Je veux faire des dessins qui
frappent certaines gens.
(p. 80*)

Somme toute, je veux arriver au point qu’on dise de mon œuvre : cet homme sent profondément et cet homme sent délicatement. Malgré ma soi-disant grossièreté, comprends-tu, ou précisément à cause d’elle.
Que suis-je aux yeux de la plupart – une nullité ou un homme excentrique ou désagréable – quelqu’un qui n’a pas de situation dans la société ou qui n’en aura pas, enfin un peu moins que rien.
Bon, suppose qu’il en soit exactement ainsi, alors je voudrais montrer par mon œuvre ce qu’il y a dans le cœur d’un tel excentrique, d’une telle nullité.

(p. 80-81*)

L’art demande un travail opiniâtre, un travail malgré tout et une observation toujours continue.
Par opiniâtre je veux dire un travail constant, mais également l’attachement à sa conception malgré les dires de l’un ou de l’autre.

(p. 81*)

Ce que je veux dire à propos de la différence entre l’art ancien et moderne est que les artistes modernes sont peut-être de plus grands penseurs.
(p. 81*)

Rembrandt et Ruysdael sont sublimes, et pour nous tout autant que pour leurs contemporains, mais il y a dans l’art moderne quelque chose qui nous arrive d’une façon plus personnellement intime.
(p. 81*)

Je voulais simplement te dire ceci, je sens qu’il y a des choses de couleur qui surgissent en moi pendant que je peins, que je ne possédais pas auparavant, des choses larges et intenses...
(p. 84*)

Faire des études, selon moi, c’est semer, et faire des tableaux, c’est récolter.
Je crois qu’on pense bien plus sainement lorsque les idées surgissent du contact direct avec les choses que lorsque l’on se met à regarder les choses avec le but d’y trouver telle ou telle idée.

(p. 90*)

Qu’est-ce que dessiner ? Comment y arrive-t-on ? C’est l’action de se frayer un passage à travers un mur de fer invisible, qui semble se trouver entre ce que l’on sent, et ce que l’on
peut.
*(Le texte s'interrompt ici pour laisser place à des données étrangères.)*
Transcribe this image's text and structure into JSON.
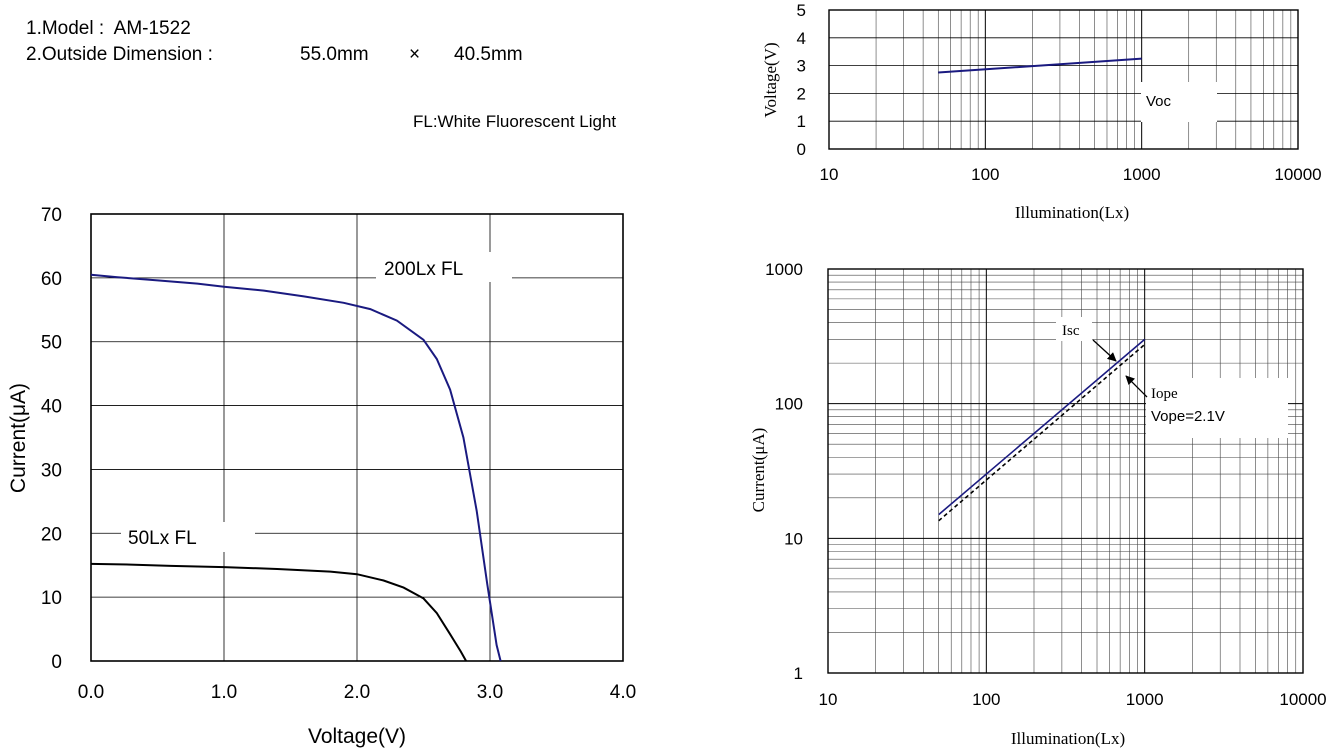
{
  "header": {
    "model": "1.Model :  AM-1522",
    "dimension_label": "2.Outside Dimension :",
    "width": "55.0mm",
    "times": "×",
    "height": "40.5mm",
    "note": "FL:White Fluorescent Light"
  },
  "colors": {
    "navy": "#1a1a80",
    "black": "#000000",
    "grid": "#555555"
  },
  "chart_data": [
    {
      "type": "line",
      "name": "iv-curve",
      "xlabel": "Voltage(V)",
      "ylabel": "Current(μA)",
      "xlim": [
        0,
        4
      ],
      "ylim": [
        0,
        70
      ],
      "xticks": [
        "0.0",
        "1.0",
        "2.0",
        "3.0",
        "4.0"
      ],
      "yticks": [
        "0",
        "10",
        "20",
        "30",
        "40",
        "50",
        "60",
        "70"
      ],
      "grid": true,
      "series": [
        {
          "name": "200Lx FL",
          "label": "200Lx FL",
          "color": "#1a1a80",
          "x": [
            0,
            0.2,
            0.5,
            0.8,
            1.0,
            1.3,
            1.6,
            1.9,
            2.1,
            2.3,
            2.5,
            2.6,
            2.7,
            2.8,
            2.9,
            2.98,
            3.05,
            3.08
          ],
          "y": [
            60.5,
            60.1,
            59.6,
            59.1,
            58.6,
            58.0,
            57.1,
            56.1,
            55.1,
            53.3,
            50.3,
            47.3,
            42.5,
            35.0,
            23.5,
            12.0,
            2.5,
            0
          ]
        },
        {
          "name": "50Lx FL",
          "label": "50Lx  FL",
          "color": "#000000",
          "x": [
            0,
            0.3,
            0.6,
            1.0,
            1.4,
            1.8,
            2.0,
            2.2,
            2.35,
            2.5,
            2.6,
            2.7,
            2.78,
            2.82
          ],
          "y": [
            15.2,
            15.1,
            14.9,
            14.7,
            14.4,
            14.0,
            13.6,
            12.6,
            11.5,
            9.8,
            7.5,
            4.2,
            1.5,
            0
          ]
        }
      ]
    },
    {
      "type": "line",
      "name": "voc-vs-illumination",
      "xlabel": "Illumination(Lx)",
      "ylabel": "Voltage(V)",
      "xscale": "log",
      "xlim": [
        10,
        10000
      ],
      "ylim": [
        0,
        5
      ],
      "xticks": [
        "10",
        "100",
        "1000",
        "10000"
      ],
      "yticks": [
        "0",
        "1",
        "2",
        "3",
        "4",
        "5"
      ],
      "grid": true,
      "series": [
        {
          "name": "Voc",
          "label": "Voc",
          "color": "#1a1a80",
          "x": [
            50,
            1000
          ],
          "y": [
            2.75,
            3.25
          ]
        }
      ]
    },
    {
      "type": "line",
      "name": "current-vs-illumination",
      "xlabel": "Illumination(Lx)",
      "ylabel": "Current(μA)",
      "xscale": "log",
      "yscale": "log",
      "xlim": [
        10,
        10000
      ],
      "ylim": [
        1,
        1000
      ],
      "xticks": [
        "10",
        "100",
        "1000",
        "10000"
      ],
      "yticks": [
        "1",
        "10",
        "100",
        "1000"
      ],
      "grid": true,
      "series": [
        {
          "name": "Isc",
          "label": "Isc",
          "color": "#1a1a80",
          "dash": false,
          "x": [
            50,
            1000
          ],
          "y": [
            15,
            300
          ]
        },
        {
          "name": "Iope",
          "label": "Iope",
          "sublabel": "Vope=2.1V",
          "color": "#000000",
          "dash": true,
          "x": [
            50,
            1000
          ],
          "y": [
            13.5,
            275
          ]
        }
      ]
    }
  ]
}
Comment doit-on traverser ce mur, car il ne sert de rien d’y frapper fort, on doit miner ce mur et le traverser à la lime, lentement et avec patience à mon sens.
(p. 92*)

[...] si je ne vaux rien, maintenant, je ne vaudrai pas davantage plus tard, mais si je vaux quelque chose plus tard, c’est que je vaux aussi quelque chose maintenant. Car le blé est le blé, même si les citadins le prennent au début pour de l’herbe, et de même inversement.
(p. 122*)

Quoique donc cet homme ait de l’argent, quoiqu’il eût bien envie de mon tableau, je me suis senti si brûlant de courage quand j’ai vu que c’était ce qu’il fallait, que tel quel, mon tableau, avec la douce et mélancolique paix provenant de la combinaison des couleurs, créait une atmosphère, que je
n’ai pas pu me décider à le vendre.
Mais comme ça l’avait frappé, je le lui ai donné et il l’a accepté simplement comme je le voulais, sans beaucoup de paroles, en me disant à peine que « ce machin est diablement bien ».
Moi, je n’en pense pas encore autant.

(p. 147*)

Néanmoins, je préfère peindre les yeux des hommes que les cathédrales, car dans les yeux il y a quelque chose qu’il n’y a pas dans les cathédrales, même si elles sont majestueuses et qu’elles en imposent, l’âme d’un homme, même si c’est un pauvre gueux ou une fille de rue, est plus intéressante à mes yeux.
(p. 157*)

Le cobalt est une couleur divine, et il n’y a rien d’aussi beau pour mettre de l’air autour des objets ; le carmin est le rouge du vin et il est chaud, spirituel comme du vin.
Le vert émeraude aussi. Ce n’est pas une économie de se passer de ces couleurs.
Du cadmium non plus.

(p. 158*)

C’est que je sens en moi-même de l’obstination et je suis au-dessus de ce que les gens peuvent dire de moi et de mon œuvre.
(p. 159*)

Si en revenant avec ma toile je me dis : « Tiens, voilà que je suis arrivé juste à des tons au père Cézanne », je veux seulement dire ceci que Cézanne étant
absolument du pays même comme Zola, et le connaît donc si intimement, il faut qu’on fasse intérieurement le même calcul pour arriver à des tons pareils. Va sans dire que vus ensemble cela se tiendrait, mais ne se ressemblerait pas.
(p. 190*)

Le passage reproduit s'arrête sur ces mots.